The Twilight actress recently made her directorial debut with the short film Come Swim, and in it used a machine learning technique known as “style transfer” (where the aesthetics of one image or video is applied to another) to create an impressionistic visual style. Along with special effects engineer Bhautik J Joshi and producer David Shapiro, Stewart has co-authored a paper on this work in the film, publishing it in the popular online repository for non-peer reviewed work, arXiv.
AI researchers and Stewart fans were surprised (and pleased) to discover her contribution to the field:
Once more: Kristen Stewart of Twilight fame directs movie; writes arXiv paper about using StyleNet during production https://t.co/NZ4I1yhQUN— Mark Riedl (@mark_riedl) January 19, 2017
To be someone in Hollywood, you've got to put your ML papers on Arxiv and you better use TensorFlow... https://t.co/2Rcg1ccJ36— François Chollet (@fchollet) January 19, 2017
Kristen Stewart has coauthored a paper about applying neural nets to images. I feel supremely unaccomplished today. https://t.co/1CFXAg3kv1— Diane Hosfelt (@avadacatavra) January 20, 2017
The paper itself is titled “Bringing Impressionism to Life with Neural Style Transfer in Come Swim,” and offers a detailed case study on how to use this sort of machine learning in a film. The paper describes Come Swim as a “poetic, impressionistic portrait of a heartbroken man underwater,” with the film’s aesthetic grounded by a painting of Stewart’s showing a “man rousing from sleep.”

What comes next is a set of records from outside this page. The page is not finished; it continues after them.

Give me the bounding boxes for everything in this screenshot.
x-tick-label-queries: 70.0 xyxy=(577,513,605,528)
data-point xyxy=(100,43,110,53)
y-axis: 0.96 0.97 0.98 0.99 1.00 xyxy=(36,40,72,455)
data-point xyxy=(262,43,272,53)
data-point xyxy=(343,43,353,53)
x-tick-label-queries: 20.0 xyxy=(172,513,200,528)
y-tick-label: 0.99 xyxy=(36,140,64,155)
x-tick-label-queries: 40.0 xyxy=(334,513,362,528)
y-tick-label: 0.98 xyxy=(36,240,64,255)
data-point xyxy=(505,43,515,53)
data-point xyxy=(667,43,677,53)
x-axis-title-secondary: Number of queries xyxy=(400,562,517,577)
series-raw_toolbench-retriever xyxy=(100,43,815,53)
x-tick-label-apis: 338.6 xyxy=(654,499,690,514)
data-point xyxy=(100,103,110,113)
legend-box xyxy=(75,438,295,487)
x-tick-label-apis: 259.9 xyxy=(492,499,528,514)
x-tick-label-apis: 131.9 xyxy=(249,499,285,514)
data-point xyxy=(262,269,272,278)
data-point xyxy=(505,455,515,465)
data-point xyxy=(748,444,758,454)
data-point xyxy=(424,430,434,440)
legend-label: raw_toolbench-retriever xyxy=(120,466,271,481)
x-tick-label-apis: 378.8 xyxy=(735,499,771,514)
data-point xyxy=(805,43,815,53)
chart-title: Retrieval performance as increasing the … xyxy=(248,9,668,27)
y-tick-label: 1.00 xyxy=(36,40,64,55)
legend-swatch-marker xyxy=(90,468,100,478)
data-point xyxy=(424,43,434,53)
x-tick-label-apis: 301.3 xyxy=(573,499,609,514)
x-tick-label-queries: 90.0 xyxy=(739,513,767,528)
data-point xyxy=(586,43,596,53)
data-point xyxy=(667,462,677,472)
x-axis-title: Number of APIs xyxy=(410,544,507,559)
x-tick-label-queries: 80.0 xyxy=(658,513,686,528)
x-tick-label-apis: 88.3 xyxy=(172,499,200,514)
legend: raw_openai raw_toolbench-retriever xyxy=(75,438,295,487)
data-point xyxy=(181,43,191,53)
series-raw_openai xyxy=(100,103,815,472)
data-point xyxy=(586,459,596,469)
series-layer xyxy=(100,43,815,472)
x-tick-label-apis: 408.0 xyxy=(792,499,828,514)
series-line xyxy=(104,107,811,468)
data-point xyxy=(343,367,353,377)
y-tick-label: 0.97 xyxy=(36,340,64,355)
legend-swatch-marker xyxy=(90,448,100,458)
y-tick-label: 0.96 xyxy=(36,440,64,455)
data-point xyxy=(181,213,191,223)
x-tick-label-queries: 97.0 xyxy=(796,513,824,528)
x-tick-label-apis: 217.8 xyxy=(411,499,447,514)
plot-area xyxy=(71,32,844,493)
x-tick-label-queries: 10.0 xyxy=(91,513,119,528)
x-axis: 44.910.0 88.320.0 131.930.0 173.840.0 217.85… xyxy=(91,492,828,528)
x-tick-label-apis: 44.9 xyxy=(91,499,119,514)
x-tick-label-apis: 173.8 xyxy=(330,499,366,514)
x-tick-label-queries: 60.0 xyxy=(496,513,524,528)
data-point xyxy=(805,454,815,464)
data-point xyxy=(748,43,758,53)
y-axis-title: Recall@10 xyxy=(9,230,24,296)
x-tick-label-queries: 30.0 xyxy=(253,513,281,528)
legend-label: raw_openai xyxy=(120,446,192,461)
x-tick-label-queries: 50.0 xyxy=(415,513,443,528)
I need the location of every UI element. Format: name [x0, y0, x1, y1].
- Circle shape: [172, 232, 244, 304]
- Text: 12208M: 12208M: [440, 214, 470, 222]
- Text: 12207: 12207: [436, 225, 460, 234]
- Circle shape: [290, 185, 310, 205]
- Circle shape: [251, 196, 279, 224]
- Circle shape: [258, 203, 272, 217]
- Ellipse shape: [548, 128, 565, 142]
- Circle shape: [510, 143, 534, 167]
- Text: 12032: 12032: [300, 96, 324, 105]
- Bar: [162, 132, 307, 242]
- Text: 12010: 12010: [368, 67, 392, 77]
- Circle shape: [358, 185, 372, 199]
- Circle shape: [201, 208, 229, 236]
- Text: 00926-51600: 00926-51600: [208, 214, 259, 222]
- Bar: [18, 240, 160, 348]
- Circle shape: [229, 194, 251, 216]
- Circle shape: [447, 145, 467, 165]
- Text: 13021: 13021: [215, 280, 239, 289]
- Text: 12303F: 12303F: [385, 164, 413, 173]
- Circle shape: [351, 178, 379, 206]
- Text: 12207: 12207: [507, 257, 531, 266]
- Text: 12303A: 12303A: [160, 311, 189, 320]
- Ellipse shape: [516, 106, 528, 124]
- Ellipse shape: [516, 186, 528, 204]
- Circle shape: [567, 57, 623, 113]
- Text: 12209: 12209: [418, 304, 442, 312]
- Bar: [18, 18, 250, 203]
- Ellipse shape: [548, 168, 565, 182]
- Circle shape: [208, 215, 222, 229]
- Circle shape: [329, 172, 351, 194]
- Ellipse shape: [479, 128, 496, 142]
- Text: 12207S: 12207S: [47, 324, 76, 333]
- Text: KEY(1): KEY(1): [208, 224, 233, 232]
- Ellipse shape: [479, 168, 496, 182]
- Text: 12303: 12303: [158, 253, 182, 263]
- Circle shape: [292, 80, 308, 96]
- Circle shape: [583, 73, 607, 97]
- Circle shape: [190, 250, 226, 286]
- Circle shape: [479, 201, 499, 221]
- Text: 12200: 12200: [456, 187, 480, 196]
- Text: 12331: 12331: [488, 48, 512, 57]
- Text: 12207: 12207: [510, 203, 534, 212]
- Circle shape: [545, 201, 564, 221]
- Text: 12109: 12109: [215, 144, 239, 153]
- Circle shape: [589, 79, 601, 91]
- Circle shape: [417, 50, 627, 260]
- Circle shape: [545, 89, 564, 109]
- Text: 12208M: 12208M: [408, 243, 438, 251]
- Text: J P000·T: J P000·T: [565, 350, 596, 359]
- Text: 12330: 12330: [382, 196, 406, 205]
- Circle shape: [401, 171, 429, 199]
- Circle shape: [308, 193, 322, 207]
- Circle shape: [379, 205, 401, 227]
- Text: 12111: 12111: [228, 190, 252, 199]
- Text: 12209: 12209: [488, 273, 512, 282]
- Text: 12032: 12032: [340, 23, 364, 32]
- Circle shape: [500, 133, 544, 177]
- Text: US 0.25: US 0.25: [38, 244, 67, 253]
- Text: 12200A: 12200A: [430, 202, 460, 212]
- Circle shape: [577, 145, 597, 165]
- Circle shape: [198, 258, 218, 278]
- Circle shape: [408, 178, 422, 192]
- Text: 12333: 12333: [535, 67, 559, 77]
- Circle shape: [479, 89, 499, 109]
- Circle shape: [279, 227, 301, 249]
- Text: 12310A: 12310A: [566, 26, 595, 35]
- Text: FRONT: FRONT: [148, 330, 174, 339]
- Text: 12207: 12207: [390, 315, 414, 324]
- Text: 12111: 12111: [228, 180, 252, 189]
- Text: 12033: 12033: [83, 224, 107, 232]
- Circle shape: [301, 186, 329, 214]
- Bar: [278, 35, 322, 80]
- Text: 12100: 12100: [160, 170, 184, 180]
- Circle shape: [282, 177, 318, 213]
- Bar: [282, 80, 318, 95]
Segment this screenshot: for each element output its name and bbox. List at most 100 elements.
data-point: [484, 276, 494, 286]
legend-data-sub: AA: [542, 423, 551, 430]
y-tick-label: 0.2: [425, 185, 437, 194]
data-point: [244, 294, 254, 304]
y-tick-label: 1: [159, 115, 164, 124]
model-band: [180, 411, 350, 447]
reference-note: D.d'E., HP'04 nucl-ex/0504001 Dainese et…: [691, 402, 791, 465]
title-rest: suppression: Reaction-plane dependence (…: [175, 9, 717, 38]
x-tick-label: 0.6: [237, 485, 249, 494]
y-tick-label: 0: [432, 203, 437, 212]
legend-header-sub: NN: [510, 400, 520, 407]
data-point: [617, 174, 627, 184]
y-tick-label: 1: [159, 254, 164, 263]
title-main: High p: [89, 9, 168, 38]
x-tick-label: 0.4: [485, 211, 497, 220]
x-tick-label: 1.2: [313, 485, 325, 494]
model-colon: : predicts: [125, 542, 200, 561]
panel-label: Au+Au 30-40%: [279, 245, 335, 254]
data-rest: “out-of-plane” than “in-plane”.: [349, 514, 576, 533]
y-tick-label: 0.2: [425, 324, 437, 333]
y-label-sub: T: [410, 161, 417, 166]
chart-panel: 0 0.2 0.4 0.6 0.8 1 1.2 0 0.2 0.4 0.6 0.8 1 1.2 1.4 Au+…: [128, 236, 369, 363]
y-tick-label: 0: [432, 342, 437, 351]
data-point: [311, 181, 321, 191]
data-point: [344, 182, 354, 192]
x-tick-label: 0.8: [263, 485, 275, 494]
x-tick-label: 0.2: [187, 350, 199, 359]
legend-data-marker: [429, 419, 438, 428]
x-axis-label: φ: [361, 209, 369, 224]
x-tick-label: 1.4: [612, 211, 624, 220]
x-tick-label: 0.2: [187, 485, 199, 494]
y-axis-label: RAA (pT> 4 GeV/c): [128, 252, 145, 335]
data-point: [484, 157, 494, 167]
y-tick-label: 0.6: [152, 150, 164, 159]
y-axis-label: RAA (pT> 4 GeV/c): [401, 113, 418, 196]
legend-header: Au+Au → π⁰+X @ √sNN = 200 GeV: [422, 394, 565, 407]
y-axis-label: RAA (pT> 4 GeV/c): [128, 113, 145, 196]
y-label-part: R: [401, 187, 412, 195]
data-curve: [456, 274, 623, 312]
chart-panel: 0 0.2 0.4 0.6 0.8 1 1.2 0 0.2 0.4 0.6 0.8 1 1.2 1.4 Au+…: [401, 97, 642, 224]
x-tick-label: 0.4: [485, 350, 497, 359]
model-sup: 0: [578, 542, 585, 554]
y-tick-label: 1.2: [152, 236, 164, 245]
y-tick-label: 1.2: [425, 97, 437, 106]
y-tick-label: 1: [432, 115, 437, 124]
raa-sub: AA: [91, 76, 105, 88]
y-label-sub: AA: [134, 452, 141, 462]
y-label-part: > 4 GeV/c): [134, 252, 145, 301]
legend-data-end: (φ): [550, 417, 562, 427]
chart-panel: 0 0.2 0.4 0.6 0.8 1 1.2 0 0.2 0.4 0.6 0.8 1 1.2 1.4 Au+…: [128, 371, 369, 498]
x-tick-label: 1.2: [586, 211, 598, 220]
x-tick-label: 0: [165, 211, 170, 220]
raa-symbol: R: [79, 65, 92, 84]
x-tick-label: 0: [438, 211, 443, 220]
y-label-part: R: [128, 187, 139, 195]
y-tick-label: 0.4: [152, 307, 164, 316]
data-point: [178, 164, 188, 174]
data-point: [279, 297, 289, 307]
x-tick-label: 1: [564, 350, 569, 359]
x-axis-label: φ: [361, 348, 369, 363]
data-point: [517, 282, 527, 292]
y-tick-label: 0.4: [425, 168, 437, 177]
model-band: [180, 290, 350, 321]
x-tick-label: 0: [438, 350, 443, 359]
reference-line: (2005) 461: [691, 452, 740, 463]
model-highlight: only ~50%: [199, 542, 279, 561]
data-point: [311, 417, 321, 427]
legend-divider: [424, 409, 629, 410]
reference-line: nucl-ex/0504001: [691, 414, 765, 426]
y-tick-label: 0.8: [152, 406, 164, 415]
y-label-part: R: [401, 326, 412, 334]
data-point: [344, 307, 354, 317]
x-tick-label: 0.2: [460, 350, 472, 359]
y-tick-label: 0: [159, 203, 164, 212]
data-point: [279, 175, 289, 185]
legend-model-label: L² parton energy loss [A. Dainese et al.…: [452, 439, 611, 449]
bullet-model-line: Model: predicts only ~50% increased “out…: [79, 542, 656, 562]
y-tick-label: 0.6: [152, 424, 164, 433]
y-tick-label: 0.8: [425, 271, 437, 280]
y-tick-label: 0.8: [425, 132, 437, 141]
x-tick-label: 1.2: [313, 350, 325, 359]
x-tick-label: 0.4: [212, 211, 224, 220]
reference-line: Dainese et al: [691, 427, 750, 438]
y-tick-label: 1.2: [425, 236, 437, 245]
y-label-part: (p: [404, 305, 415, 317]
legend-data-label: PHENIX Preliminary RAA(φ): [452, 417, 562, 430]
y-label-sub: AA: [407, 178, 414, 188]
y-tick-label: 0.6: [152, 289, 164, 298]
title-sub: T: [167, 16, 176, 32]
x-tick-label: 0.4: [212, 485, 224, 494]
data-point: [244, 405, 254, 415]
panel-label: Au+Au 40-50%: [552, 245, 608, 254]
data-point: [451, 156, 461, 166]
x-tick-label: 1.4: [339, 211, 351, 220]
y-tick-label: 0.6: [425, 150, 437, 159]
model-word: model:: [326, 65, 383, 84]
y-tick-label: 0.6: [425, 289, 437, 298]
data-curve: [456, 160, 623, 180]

The team used existing neural networks to transfer the style of this painting onto a test frame, and then fine-tuned their setup by adding “blocks of color and texture” until they’d created the desired painting-like effect. When this transfer process was correctly tuned, they applied it different parts of the film, producing frames like the ones below. It’s a simple technique deployed convincingly.
There is of course a bit of light-hearted snobbery here (“Why on Earth is a Hollywood actress getting involved in machine learning?!”), but the fact is that these machine learning tools, once thought of as esoteric and specialized, have become increasingly mainstream. Open source AI frameworks like Tensor Flow and Keras make it easy for anyone to try and implement code, and the commercialization of specifics techniques like style transfer (even Facebook offers style transfer image filters) pushes this research into popular culture.
Arguably, the AI revolution isn’t just powered by abundant data and GPUs — to truly thrive it also needs an open community and accessible tools. Stewart’s paper is brilliant example of how that works, and what can be achieved.